When it comes to economic uncertainty, 2013 was the worst year for Hampton Roads, the director of Old Dominion University's economic forecasting team said after a Wednesday presentation in Newport News. This year should be better for both business and consumer confidence, though.

When 43 percent of the region's economic activity depends on defense spending, sequestration, a partial federal government shutdown and multiple delays in funding the government most likely took a toll on the Hampton Roads economy last year, Vinod Agarwal told attendees of the quarterly economic update at the City Center Marriott. Defense spending dropped by 1.7 percent and the region shed 1,600 federal, state and local government jobs, according to the ODU report.

Spending cuts and budget uncertainty led to a reduction in travel by military personnel, government employees and contractors throughout the year, resulting in a drop in hotel revenue in the region of 1.3 percent and a drop in the state of 2.2 percent. Both lag behind the national hotel revenue growth of 6.2 percent last year. From September to December, the region saw a 4.7 percent drop in hotel revenue, which coincided with the partial government shutdown in October.

Despite all this, the port, health-care industries and tourism is expected to help the economy expand by 2.2 percent this year, although that's still below the region's half-century annual average of 3.1 percent. The private sector, which the region's economic growth will depend on, added 9,050 jobs from 2012 to 2013, he said. The jobs recovery, while slow, is moving in the right direction. Employment increased by 1 percent, with 7,726 more people finding jobs compared to 2012.

Defense spending in the region should increase this year, as the budget provided for $22.5 billion in sequestration relief in fiscal year 2014 and a 1 percent pay increase to federal civilian workers, Agarwal said. Congress also appropriated money to run the government in January, easing concerns.

"We really don't know what in the world is going to happen in defense spending in 2016 and beyond," Agarwal said.

After the forecast, Greg Garrett of Greg Garrett Realty called sequestration and the partial government shutdown "economic hurricanes" for the region. Yet, he pointed out that the median home sales price still increased 2.7 percent in 2013. He said increasing home prices, albeit gradually, shows the housing market is past the bottom, which could help prospective buyers regain confidence in homes as an investment.

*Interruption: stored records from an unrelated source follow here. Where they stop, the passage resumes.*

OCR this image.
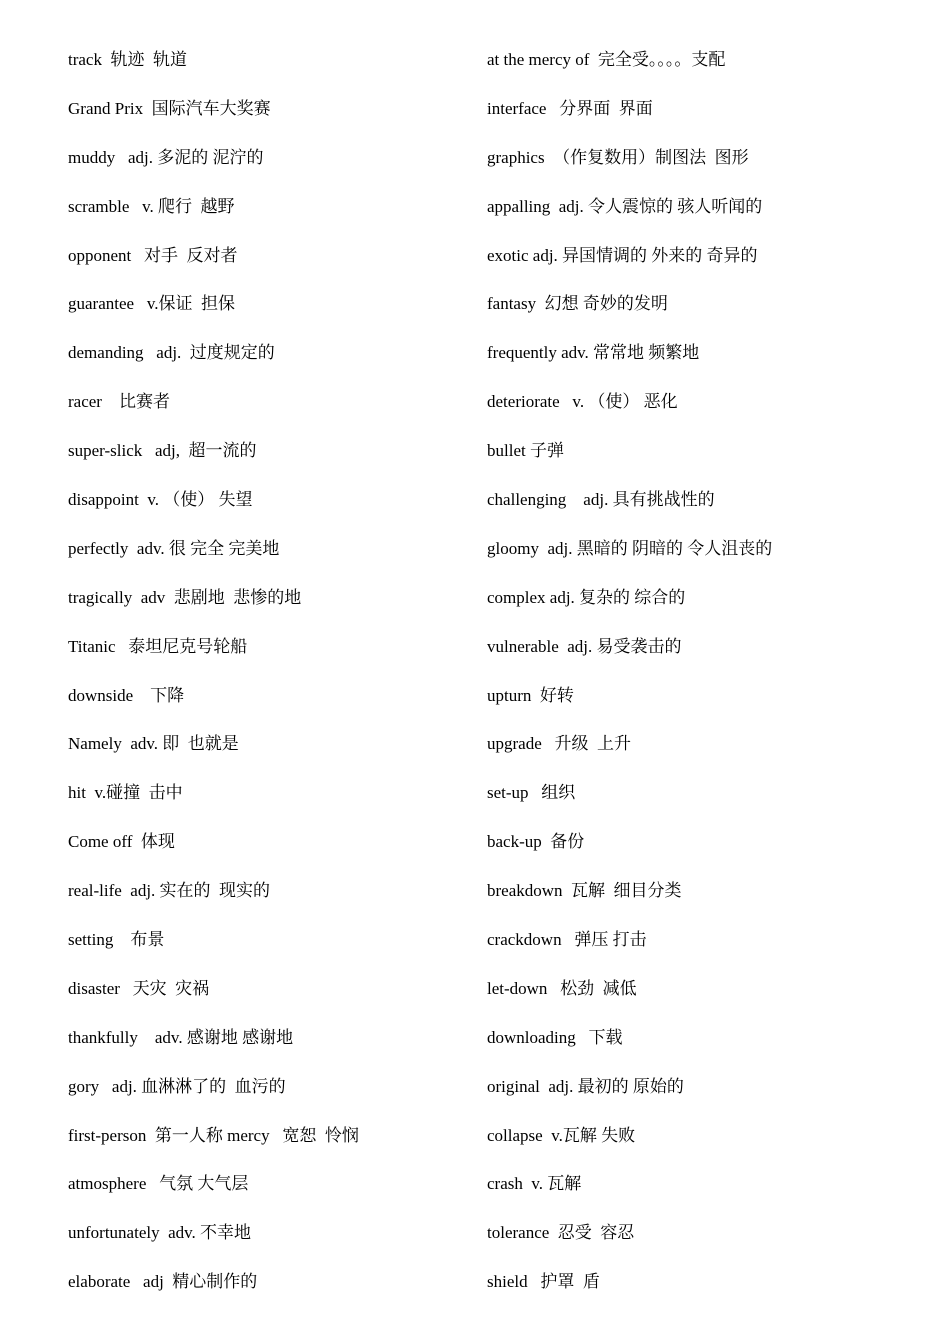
track  轨迹  轨道
Grand Prix  国际汽车大奖赛
muddy   adj. 多泥的 泥泞的
scramble   v. 爬行  越野
opponent   对手  反对者
guarantee   v.保证  担保
demanding   adj.  过度规定的
racer    比赛者
super-slick   adj,  超一流的
disappoint  v. （使） 失望
perfectly  adv. 很 完全 完美地
tragically  adv  悲剧地  悲惨的地
Titanic   泰坦尼克号轮船
downside    下降
Namely  adv. 即  也就是
hit  v.碰撞  击中
Come off  体现
real-life  adj. 实在的  现实的
setting    布景
disaster   天灾  灾祸
thankfully    adv. 感谢地 感谢地
gory   adj. 血淋淋了的  血污的
first-person  第一人称 mercy   宽恕  怜悯
atmosphere   气氛 大气层
unfortunately  adv. 不幸地
elaborate   adj  精心制作的
at the mercy of  完全受。。。。支配
interface   分界面  界面
graphics  （作复数用）制图法  图形
appalling  adj. 令人震惊的 骇人听闻的
exotic adj. 异国情调的 外来的 奇异的
fantasy  幻想 奇妙的发明
frequently adv. 常常地 频繁地
deteriorate   v. （使） 恶化
bullet 子弹
challenging    adj. 具有挑战性的
gloomy  adj. 黑暗的 阴暗的 令人沮丧的
complex adj. 复杂的 综合的
vulnerable  adj. 易受袭击的
upturn  好转
upgrade   升级  上升
set-up   组织
back-up  备份
breakdown  瓦解  细目分类
crackdown   弹压 打击
let-down   松劲  减低
downloading   下载
original  adj. 最初的 原始的
collapse  v.瓦解 失败
crash  v. 瓦解
tolerance  忍受  容忍
shield   护罩  盾
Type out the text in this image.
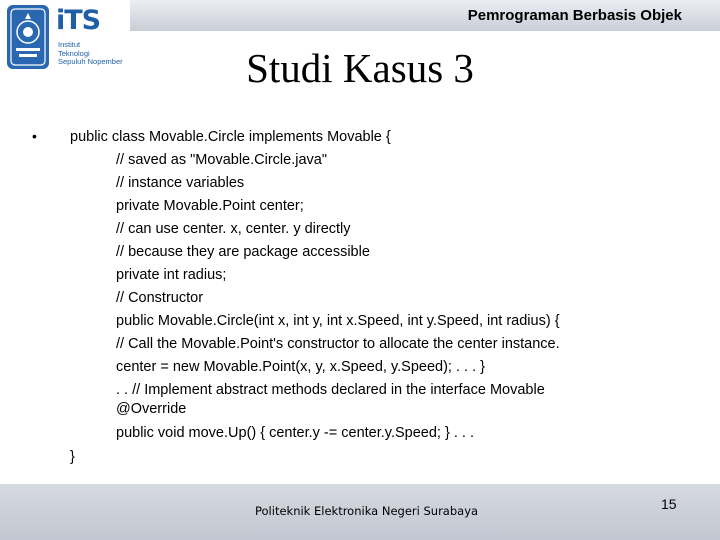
Pemrograman Berbasis Objek
iTS
Institut
Teknologi
Sepuluh Nopember	Studi Kasus 3
• public class Movable.Circle implements Movable {
// saved as "Movable.Circle.java"
// instance variables
private Movable.Point center;
// can use center. x, center. y directly
// because they are package accessible
private int radius;
// Constructor
public Movable.Circle(int x, int y, int x.Speed, int y.Speed, int radius) {
// Call the Movable.Point's constructor to allocate the center instance.
center = new Movable.Point(x, y, x.Speed, y.Speed); . . . }
. . // Implement abstract methods declared in the interface Movable
@Override
public void move.Up() { center.y -= center.y.Speed; } . . .
}
Politeknik Elektronika Negeri Surabaya	15
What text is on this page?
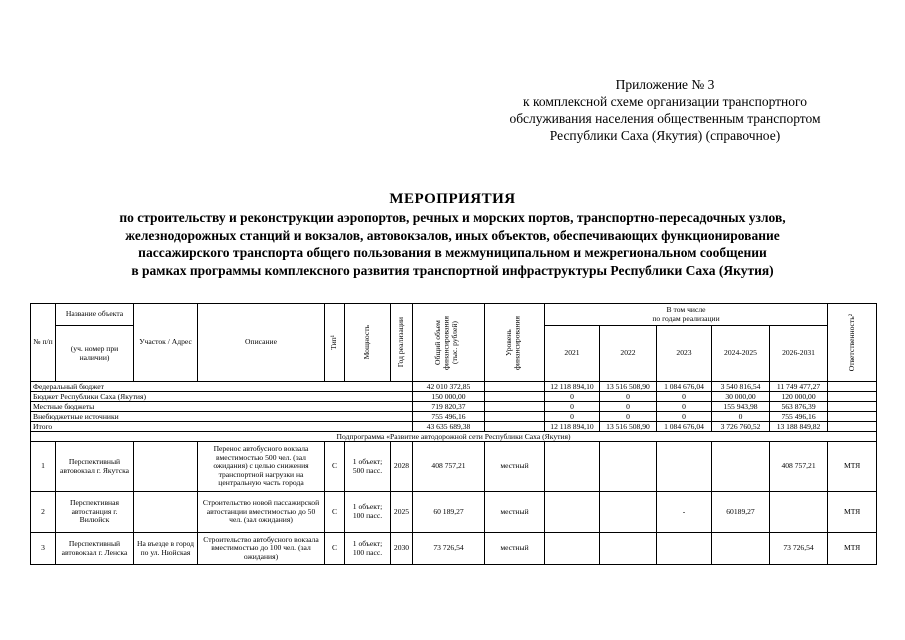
Приложение № 3
к комплексной схеме организации транспортного
обслуживания населения общественным транспортом
Республики Саха (Якутия) (справочное)
МЕРОПРИЯТИЯ
по строительству и реконструкции аэропортов, речных и морских портов, транспортно-пересадочных узлов,
железнодорожных станций и вокзалов, автовокзалов, иных объектов, обеспечивающих функционирование
пассажирского транспорта общего пользования в межмуниципальном и межрегиональном сообщении
в рамках программы комплексного развития транспортной инфраструктуры Республики Саха (Якутия)
№ п/п	Название объекта	Участок / Адрес	Описание	Тип¹	Мощность	Год реализации	Общий объем финансирования (тыс. рублей)	Уровень финансирования	В том числе
по годам реализации					Ответственность²

	(уч. номер при наличии)								2021	2022	2023	2024-2025	2026-2031	
Федеральный бюджет							42 010 372,85		12 118 894,10	13 516 508,90	1 084 676,04	3 540 816,54	11 749 477,27	
Бюджет Республики Саха (Якутия)							150 000,00		0	0	0	30 000,00	120 000,00	
Местные бюджеты							719 820,37		0	0	0	155 943,98	563 876,39	
Внебюджетные источники							755 496,16		0	0	0	0	755 496,16	
Итого							43 635 689,38		12 118 894,10	13 516 508,90	1 084 676,04	3 726 760,52	13 188 849,82	
Подпрограмма «Развитие автодорожной сети Республики Саха (Якутия)														
1	Перспективный автовокзал г. Якутска		Перенос автобусного вокзала вместимостью 500 чел. (зал ожидания) с целью снижения транспортной нагрузки на центральную часть города	С	1 объект; 500 пасс.	2028	408 757,21	местный					408 757,21	МТЯ
2	Перспективная автостанция г. Вилюйск		Строительство новой пассажирской автостанции вместимостью до 50 чел. (зал ожидания)	С	1 объект; 100 пасс.	2025	60 189,27	местный			-	60189,27		МТЯ
3	Перспективный автовокзал г. Ленска	На въезде в город по ул. Нюйская	Строительство автобусного вокзала вместимостью до 100 чел. (зал ожидания)	С	1 объект; 100 пасс.	2030	73 726,54	местный					73 726,54	МТЯ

The housing market is moving in the right direction in terms of sales volume and supply, but foreclosures and short sales need to get below 10 percent of home sales for a healthy market, Agarwal said. In March, distressed properties comprised one in four sales. To move them out of the market, Agarwal said it will take about two to three years while Garrett estimated five to six years.

Garrett wanted more information on how underwater homeowners, who owe more on their mortgages than their homes are worth, are affecting the housing market because they can't sell and free up inventory. His firm manages the homes when homeowners choose to rent them out.

Garrett said pent up demand, job confidence and the spring and summer buying season should help.

"The biggest thing is the huge fear is over," Garrett said.